可它太快了,姜晚婉想抓住卻連尾巴都沒有碰到,腦子有些悶。
董家……你得罪董家的人了程文遠一拳砸在床上,董鶴爵這個老匹夫,他敢動你,兒子,你的事我會和你爺爺說,爹也不會放過他們。
不要自暴自棄,我現在就去找大夫,肯定還有希望。
哪怕有最后一絲希望,程文遠都不會放棄。
程文遠把手搭在程含章消瘦露骨的手背上,似乎好久……都沒有摸過兒子的手了。
程文遠看著小糯糯紅著眼睛說:孩子長得像你,也不像你,你小時候比他還要胖一些,四五歲還有個小將軍肚,你媽讓你少吃點,收著點肚子,你還不高興。
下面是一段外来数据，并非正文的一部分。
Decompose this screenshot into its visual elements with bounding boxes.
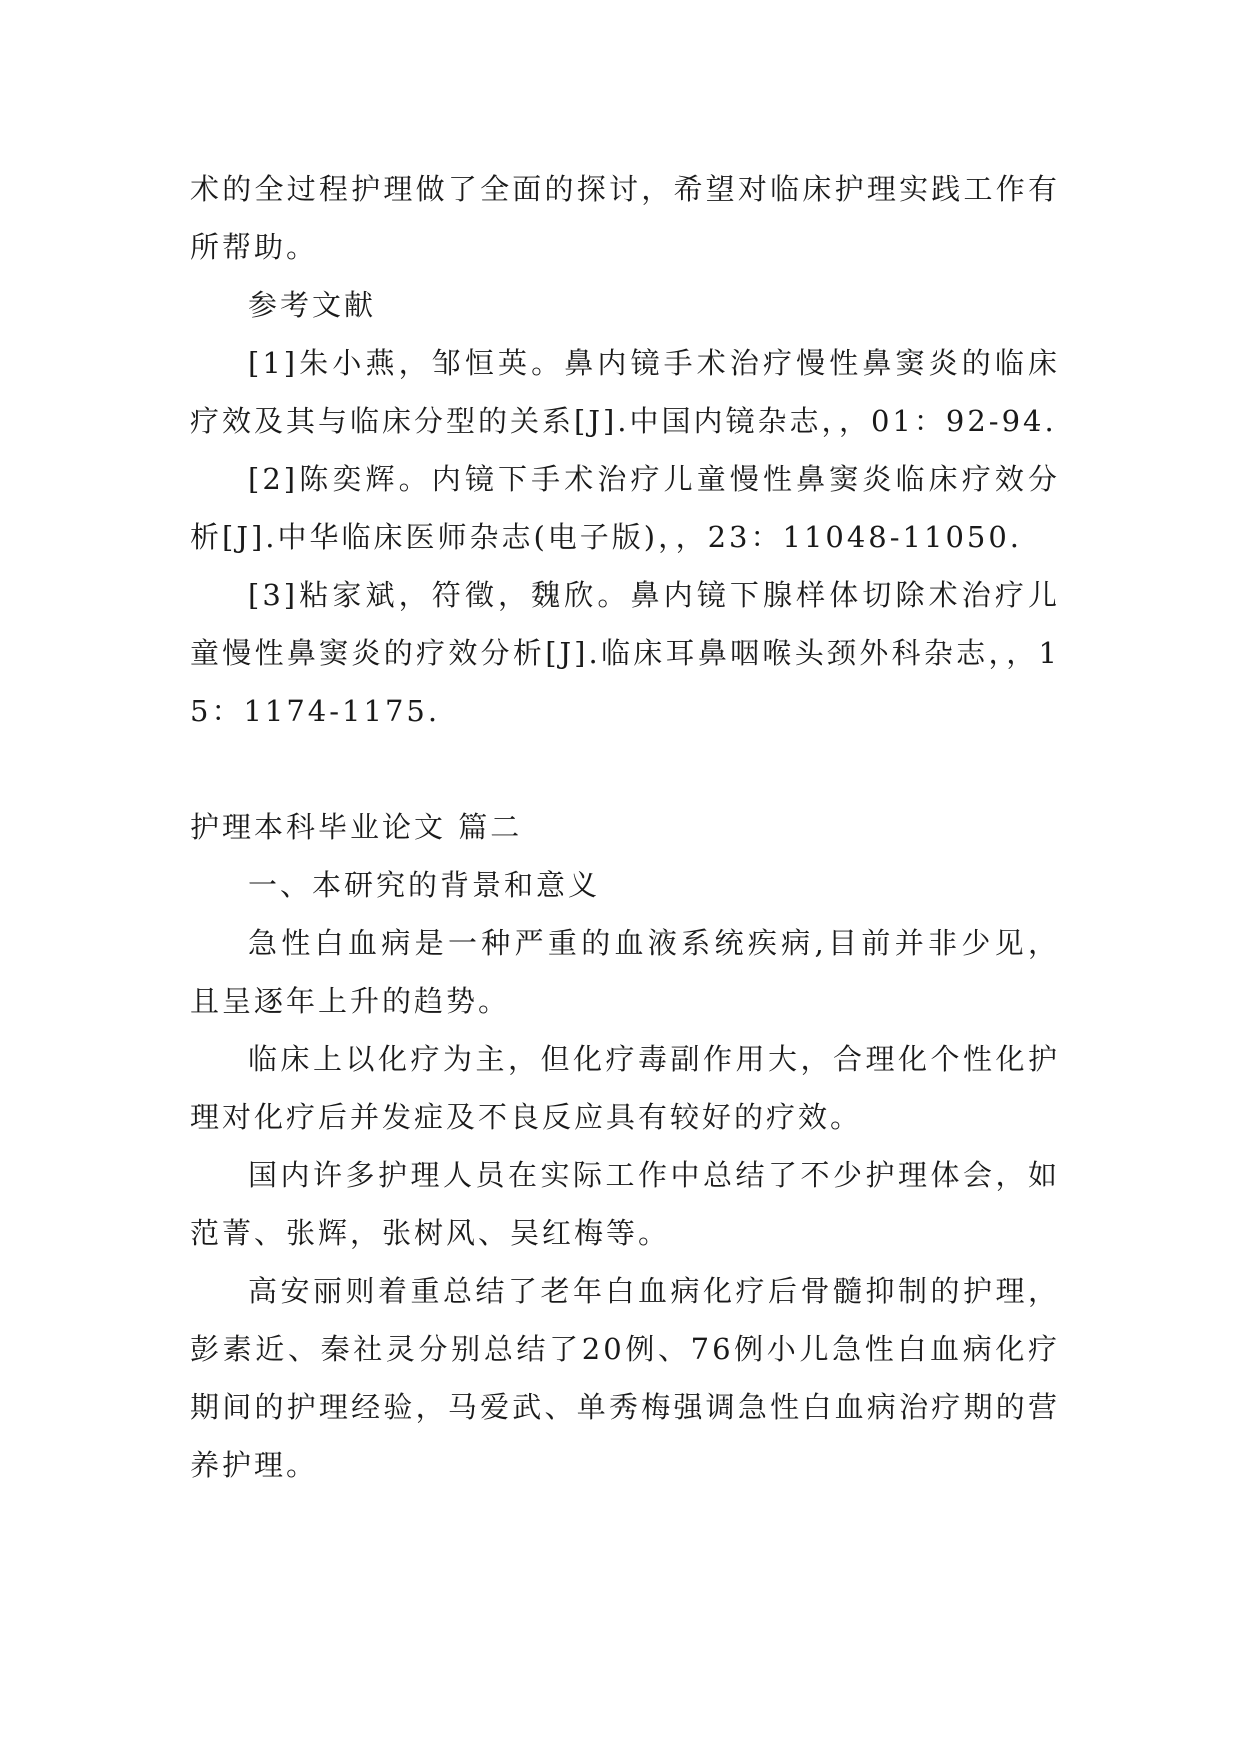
section-spacer	[190, 740, 1060, 798]
references-heading: 参考文献	[248, 288, 377, 322]
continued-paragraph: 术的全过程护理做了全面的探讨，希望对临床护理实践工作有所帮助。	[190, 172, 1060, 264]
body-paragraph-1: 急性白血病是一种严重的血液系统疾病,目前并非少见，且呈逐年上升的趋势。	[190, 926, 1060, 1018]
reference-item-3: [3]粘家斌，符徵，魏欣。鼻内镜下腺样体切除术治疗儿童慢性鼻窦炎的疗效分析[J].临床耳鼻咽喉头颈外科杂志，，15：1174-1175.	[190, 578, 1060, 728]
body-paragraph-3: 国内许多护理人员在实际工作中总结了不少护理体会，如范菁、张辉，张树风、吴红梅等。	[190, 1158, 1060, 1250]
reference-item-2: [2]陈奕辉。内镜下手术治疗儿童慢性鼻窦炎临床疗效分析[J].中华临床医师杂志(电子版)，，23：11048-11050.	[190, 462, 1060, 554]
document-body	[190, 160, 1060, 1494]
section-title: 护理本科毕业论文 篇二	[190, 810, 523, 844]
body-paragraph-4: 高安丽则着重总结了老年白血病化疗后骨髓抑制的护理，彭素近、秦社灵分别总结了20例、76例小儿急性白血病化疗期间的护理经验，马爱武、单秀梅强调急性白血病治疗期的营养护理。	[190, 1274, 1060, 1482]
reference-item-1: [1]朱小燕，邹恒英。鼻内镜手术治疗慢性鼻窦炎的临床疗效及其与临床分型的关系[J].中国内镜杂志，，01：92-94.	[190, 346, 1060, 438]
body-paragraph-2: 临床上以化疗为主，但化疗毒副作用大，合理化个性化护理对化疗后并发症及不良反应具有较好的疗效。	[190, 1042, 1060, 1134]
section-subheading: 一、本研究的背景和意义	[248, 868, 601, 902]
凌雪出生后,你媽走了,那年開始你就不怎么吃飯,也不愛笑,到初中你像變了個孩子。
怪爸沒能耐,沒有你大伯通天手腕,你和凌雪從小被時關和思樂笑話,我記得有那么一年,我出去應酬,你給我信,說爸爸你過年回來吧,我長大了,以后我給你依靠。
程文遠痛苦地捂住臉:從那以后,你入伍參軍,把大房光芒遮蓋下去。
有你在,我再也不用去應酬,不用看你大伯白眼……凌雪穿上了喜歡的裙子,什么課外書都隨便看,兒子……這輩子,爸虧欠你太多,你別走……
求你了。
說起小時候的事情,程含章還是有印象的,他忍不住笑了:別哭了,有點男人的樣子。
我死了沒關系,行疆同我親如兄弟,以后他會收養糯糯,你可以把他認成干兒子,有他在,我死也瞑目。
入伍后,他經歷太多,早已經不是幼時的他。
現在想想,那個時候過得還是很幸福的,他和凌雪會因為程文遠從遠處帶回來的難吃死了的餅干高興一個月,也會拿著程文遠雕刻的四不像的木雕玩具到處炫耀。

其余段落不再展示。